Today, however, I use a lot of printed out or xeroxed copies of materials, and I have slightly modified the method to suit them. First I read the article and underline the important points or quotations. Then, after I have had a chance to digest what the article says, I go back over it. At this point I write a large identifying number within a circle on the article’s first page. Then I go back through the underlined passages with index cards close at hand. I mark each passage that I think I will want to use with a bracket and a large identifying letter in the margin next to it. I then write the circled source number and the letter, plus the number of the page where the passage appears, on an index card and add a short note indicating what the passage contains. I do essentially the same thing with interview transcripts, placing the brackets and letters and then making a separate card for each passage or idea I want to use and including the interview name, the circled letters and the page numbers on each card.

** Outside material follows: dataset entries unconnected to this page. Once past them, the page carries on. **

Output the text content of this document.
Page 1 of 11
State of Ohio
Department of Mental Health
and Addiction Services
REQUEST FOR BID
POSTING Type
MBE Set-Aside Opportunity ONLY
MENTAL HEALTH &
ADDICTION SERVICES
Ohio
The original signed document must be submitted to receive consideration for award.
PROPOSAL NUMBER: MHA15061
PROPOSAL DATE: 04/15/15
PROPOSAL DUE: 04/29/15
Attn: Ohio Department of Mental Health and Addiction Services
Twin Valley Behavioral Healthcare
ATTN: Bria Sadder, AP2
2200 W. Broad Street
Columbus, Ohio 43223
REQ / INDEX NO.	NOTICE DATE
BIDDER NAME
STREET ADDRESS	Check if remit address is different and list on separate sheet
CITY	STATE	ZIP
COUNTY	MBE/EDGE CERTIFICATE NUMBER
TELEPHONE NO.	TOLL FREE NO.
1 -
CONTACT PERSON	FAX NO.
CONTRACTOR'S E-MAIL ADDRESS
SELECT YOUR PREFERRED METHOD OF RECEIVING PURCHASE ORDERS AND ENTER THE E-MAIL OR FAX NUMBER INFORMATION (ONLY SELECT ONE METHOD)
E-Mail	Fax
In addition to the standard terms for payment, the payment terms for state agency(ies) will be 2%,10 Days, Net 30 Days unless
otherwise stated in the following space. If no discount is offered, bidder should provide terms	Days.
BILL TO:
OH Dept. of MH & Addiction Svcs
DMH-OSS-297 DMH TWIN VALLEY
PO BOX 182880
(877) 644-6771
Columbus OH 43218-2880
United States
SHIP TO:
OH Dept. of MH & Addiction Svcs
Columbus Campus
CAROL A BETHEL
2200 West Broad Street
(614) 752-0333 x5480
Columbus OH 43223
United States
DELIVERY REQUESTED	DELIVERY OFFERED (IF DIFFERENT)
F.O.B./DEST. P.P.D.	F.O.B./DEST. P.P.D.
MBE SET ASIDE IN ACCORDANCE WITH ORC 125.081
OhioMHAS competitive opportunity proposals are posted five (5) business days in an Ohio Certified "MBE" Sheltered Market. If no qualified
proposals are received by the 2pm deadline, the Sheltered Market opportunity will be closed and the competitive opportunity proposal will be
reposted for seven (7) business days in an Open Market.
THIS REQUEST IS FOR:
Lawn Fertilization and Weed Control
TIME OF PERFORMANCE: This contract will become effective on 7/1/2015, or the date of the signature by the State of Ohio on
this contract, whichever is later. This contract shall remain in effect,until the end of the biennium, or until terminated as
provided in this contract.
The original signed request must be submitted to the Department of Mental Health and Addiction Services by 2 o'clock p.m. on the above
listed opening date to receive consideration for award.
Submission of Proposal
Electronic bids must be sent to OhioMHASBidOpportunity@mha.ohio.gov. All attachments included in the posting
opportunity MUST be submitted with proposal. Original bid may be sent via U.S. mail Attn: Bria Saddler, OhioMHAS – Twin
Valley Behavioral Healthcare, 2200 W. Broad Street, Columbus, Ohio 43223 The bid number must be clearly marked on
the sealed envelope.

All the time I am collecting material, I am thinking about the piece’s structure, and before I start writing, I make a tentative outline and I number the parts, also as Miss Bornstein taught us, with Roman numerals for the main headings and capital letters for the subheadings, etc. Now comes what is usually the hardest and also most intellectually exciting and challenging day of the whole project, the sorting of the cards. Now I make a card for each Roman numeral or subhead. Then I sit at a large table and lay out the numeral and letter cards across it so as to indicate a space on the table for each topic on the outline. Then I read the card one at a time, each and every one, and put it in its appropriate place on the outline. If a card pertains to more than one topic, I put it under the topic earliest in the outline and write on it where else it should also go. And I mean literally that I read and handle every single card. This can take a lot of time, but it is simply invaluable in preparing to write.
Once I have sorted the cards, I put rubber bands around each bunch, with its numeral label at the front, and arrange them in the order they appear on the outline. Within each bundle, I next arrange the cards in the order I think that they will appear in the piece.
Then I sit down to write. I have the cards before me and the numbered printouts and interview transcripts close at hand. I start at the top of the card pile and proceed from there. If I’ve done the sorting seriously and carefully, I find that I rarely have to struggle with organization while I’m writing, because the cards present the ideas and quotes and facts in the order I need them. I generally find I have to make some changes in the original order and I move the relevant cards to their new positions and proceed.
So, that’s my method. Admittedly pretty archaic and low-tech for this digital age, but it has never failed me in all these years. I find that the writing out of ideas and handling the physical cards really helps me get the ideas into my mind and where they belong in the piece. I think Miss Bornstein would be proud.